Early this morning, I loaded up a simple film recipe on the Fuji X-S10 based on Classic Kodak Chrome that I had been enjoying on the Fuji X-T1. Since it was really for a different sensor, I found I wanted to tweak the look, so I used the same settings, but adjusted the film simulation to Classic Negative and set out on a photowalk.
I really liked the way the harsh light in the valley worked with the Classic Kodak Chrome film recipe to create a punchy image with Classic Negative. All in all, the film simulation captured the cools of the shadows and balanced them with the powerful bursts of sun rays that broke through the trees on the hill above the street I was walking along. Everything was great. See some of the original images below from my Twitter post.

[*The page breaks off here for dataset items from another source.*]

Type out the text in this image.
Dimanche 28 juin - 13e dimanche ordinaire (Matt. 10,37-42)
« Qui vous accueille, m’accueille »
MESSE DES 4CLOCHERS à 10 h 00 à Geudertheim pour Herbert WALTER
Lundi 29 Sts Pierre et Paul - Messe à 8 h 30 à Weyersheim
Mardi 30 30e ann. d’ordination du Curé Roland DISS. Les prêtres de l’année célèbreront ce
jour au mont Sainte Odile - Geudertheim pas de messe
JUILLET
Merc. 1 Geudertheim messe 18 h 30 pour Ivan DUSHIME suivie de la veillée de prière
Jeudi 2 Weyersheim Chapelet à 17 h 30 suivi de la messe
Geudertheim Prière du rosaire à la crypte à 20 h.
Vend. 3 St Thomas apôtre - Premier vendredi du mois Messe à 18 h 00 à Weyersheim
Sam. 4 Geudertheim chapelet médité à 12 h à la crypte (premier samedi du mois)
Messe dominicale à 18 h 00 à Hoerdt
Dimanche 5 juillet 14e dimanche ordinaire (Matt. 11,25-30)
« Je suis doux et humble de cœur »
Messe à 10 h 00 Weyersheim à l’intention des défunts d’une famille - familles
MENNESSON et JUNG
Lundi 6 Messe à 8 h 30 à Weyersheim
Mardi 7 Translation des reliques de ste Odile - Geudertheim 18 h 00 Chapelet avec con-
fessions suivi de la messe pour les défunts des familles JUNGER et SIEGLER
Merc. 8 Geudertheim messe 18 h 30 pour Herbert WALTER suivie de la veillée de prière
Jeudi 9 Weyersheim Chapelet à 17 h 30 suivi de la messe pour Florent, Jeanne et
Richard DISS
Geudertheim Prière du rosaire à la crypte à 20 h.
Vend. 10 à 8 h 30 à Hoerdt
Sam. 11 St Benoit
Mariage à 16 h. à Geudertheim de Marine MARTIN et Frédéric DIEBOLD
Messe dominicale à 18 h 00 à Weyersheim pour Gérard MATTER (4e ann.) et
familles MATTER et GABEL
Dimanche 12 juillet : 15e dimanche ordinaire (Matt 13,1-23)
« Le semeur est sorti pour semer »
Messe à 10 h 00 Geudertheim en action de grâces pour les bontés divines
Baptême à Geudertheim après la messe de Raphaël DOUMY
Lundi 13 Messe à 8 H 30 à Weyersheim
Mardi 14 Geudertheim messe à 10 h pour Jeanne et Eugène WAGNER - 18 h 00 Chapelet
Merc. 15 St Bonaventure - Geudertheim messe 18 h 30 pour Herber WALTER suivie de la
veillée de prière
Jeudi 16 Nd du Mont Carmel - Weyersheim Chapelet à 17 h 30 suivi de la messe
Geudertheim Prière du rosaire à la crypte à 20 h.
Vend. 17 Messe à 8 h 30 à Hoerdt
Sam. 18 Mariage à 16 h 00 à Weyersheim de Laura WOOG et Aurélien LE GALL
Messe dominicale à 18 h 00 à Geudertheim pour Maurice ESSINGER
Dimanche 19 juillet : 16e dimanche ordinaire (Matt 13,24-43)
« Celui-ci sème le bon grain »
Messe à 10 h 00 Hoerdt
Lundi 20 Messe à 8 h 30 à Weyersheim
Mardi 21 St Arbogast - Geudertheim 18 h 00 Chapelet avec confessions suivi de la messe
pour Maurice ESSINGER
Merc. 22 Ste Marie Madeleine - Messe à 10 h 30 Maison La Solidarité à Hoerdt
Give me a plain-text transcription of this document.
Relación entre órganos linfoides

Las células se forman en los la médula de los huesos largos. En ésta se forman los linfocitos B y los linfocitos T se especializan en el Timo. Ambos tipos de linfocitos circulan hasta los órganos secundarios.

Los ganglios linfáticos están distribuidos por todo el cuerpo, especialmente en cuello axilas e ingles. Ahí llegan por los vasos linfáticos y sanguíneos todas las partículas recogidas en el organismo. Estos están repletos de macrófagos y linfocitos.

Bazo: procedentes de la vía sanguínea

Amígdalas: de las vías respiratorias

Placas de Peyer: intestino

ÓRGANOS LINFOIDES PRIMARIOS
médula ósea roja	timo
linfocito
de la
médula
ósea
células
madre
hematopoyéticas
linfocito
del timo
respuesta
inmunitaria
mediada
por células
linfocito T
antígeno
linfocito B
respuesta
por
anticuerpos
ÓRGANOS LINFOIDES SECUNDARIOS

However, in the middle of the day, I found that Classic Negative seemed a little contrasty for my taste and didn’t capture how the light felt. Then, when I got home and loaded the images in the computer, I remembered that I could use Fuji X Studio to process a different film recipe on a raw image. I hooked the X-S10 up to the laptop using a USB-C cable, making sure to set the Connection Setting to USB for raw conversion. This process allows raw files on the laptop to use the camera’s processor to process a film recipe that you set in the software interface for a bright, shiny, new jpeg!
The software is easy to use. You load up the raw images you want to work on using the file navigator/browser window on the left. Then you can toggle different settings on the right for the different exposure options – all the settings typically baked into a film recipe, AND you can see as the selected raw image reacts in real time to every adjustment.
All in all, I’m very happy with the new jpegs and new look. Portra, for the win! Again.